The inhibition of growth and cozymase synthesis in bacteria by halogen-substituted nicotinic acids

Abstract

The growth of Lactobacillus arabinosus, Staphylococcus aureus, Proteus vulgaris and Escherichia coli is inhibited by the 5 halogeno nicotinic acids in the following order of effectiveness: 5-fluoronicotinic acid > 5-chloronicotinic acid>5-bromonicotinic acid>2-and 6-fluoronicotinic acids. The inhibition is reversed competitively by nicotinic acid, nicotinamide and cozymase.
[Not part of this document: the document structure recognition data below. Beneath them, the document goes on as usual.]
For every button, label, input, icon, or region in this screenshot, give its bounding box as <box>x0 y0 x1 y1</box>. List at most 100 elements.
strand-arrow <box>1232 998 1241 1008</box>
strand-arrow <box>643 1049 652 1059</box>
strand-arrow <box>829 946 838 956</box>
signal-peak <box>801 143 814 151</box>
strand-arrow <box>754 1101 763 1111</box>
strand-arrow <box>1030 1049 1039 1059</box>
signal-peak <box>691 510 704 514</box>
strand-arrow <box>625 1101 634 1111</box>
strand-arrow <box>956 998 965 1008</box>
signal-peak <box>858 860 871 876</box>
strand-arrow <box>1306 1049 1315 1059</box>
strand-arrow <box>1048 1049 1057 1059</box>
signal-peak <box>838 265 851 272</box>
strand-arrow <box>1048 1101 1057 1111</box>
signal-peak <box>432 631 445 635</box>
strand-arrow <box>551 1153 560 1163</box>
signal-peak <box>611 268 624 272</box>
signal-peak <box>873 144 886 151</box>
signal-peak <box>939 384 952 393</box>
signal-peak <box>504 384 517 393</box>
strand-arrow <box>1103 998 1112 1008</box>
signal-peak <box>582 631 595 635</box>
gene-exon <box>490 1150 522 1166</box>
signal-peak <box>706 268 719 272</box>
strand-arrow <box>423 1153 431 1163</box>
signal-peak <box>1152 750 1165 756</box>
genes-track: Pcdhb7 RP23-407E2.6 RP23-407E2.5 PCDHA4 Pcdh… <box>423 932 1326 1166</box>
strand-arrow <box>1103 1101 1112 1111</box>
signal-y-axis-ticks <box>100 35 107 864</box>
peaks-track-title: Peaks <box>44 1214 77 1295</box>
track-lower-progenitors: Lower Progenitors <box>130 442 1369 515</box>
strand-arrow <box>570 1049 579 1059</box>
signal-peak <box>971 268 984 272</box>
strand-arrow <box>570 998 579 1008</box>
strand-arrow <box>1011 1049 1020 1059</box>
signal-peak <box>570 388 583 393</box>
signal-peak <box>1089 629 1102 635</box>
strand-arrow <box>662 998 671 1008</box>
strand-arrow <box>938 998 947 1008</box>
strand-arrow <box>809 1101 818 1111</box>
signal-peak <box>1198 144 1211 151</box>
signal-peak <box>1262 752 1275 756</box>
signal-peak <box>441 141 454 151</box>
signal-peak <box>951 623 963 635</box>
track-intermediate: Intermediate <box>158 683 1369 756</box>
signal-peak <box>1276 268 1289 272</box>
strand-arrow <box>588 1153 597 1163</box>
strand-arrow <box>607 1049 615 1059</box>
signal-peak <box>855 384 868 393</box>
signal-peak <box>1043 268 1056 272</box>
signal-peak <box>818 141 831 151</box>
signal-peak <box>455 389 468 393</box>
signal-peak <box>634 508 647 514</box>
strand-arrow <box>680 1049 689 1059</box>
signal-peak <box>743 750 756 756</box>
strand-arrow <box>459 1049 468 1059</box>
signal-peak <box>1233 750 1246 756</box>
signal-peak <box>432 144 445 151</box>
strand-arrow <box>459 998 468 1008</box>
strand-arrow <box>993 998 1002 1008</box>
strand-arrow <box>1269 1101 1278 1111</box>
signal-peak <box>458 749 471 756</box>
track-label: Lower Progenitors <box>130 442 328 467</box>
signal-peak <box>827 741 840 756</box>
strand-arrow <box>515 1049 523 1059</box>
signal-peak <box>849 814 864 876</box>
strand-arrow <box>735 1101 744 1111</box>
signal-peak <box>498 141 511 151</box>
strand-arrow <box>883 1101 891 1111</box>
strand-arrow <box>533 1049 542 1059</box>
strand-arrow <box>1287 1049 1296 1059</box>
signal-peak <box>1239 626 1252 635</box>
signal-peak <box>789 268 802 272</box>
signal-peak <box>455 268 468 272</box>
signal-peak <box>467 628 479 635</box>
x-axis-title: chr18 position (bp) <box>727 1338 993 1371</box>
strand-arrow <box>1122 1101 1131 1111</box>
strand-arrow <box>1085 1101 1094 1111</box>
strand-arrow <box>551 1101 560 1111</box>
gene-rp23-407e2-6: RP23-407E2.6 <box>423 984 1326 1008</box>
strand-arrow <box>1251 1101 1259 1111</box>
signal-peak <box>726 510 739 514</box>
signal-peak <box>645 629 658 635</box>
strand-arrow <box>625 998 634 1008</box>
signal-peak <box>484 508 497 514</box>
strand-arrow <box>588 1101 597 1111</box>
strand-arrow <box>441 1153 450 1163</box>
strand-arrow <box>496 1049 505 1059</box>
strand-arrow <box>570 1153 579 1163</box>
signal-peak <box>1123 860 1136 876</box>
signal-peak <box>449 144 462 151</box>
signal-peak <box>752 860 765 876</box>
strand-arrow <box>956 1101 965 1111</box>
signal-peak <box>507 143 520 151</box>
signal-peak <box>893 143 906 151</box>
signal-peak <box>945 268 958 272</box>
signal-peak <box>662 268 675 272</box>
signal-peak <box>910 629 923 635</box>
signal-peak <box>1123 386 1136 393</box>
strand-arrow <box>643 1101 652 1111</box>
The acceleration of glycolysis by nicotinic acid in washed suspensions of L. arabinosus and S. aureus is inhibited by 5-fluoronicotinic acid; acceleration by cozymase in L. arabinosus is not inhibited. 5-Fluoronicotinic acid caused similar effects on the acceleration of O2 uptake of P. vulgaris by nicotinic acid and its derivatives. Cozymase synthesis from nicotinic acid, nicotinamide, nicotinamide riboside, and to a lesser degree nicotinamide ribonucleotide, is inhibited by 5-fluoronicotinic acid in L. arabinosus. Cozymase uptake is not inhibited. A similar inhibition of synthesis of cozymase from nicotinic acid, nicotinamide and nicotinamide ribonucleotide was found in S. aureus. The inhibition is competitive when inhibitor and metabolite are added simultaneously, but non-competitive when inhibitor is added before metabolite. The magnitude of the inhibition of cozymase synthesis from nicotinic acid in L. arabinosus and S. aureus was increased at least 10-fold by prior incubation of the cells with the inhibitor. During the incubation the inhibitor was taken up and bound by the cells. The uptake of 5-fluoronicotinic acid is dependent on the presence of a concomitant glycolytic reaction. It is suggested that 5-fluoronicotinic acid inhibits several steps in the synthesis of cozymase, possibly by being metabolized along the synthetic route.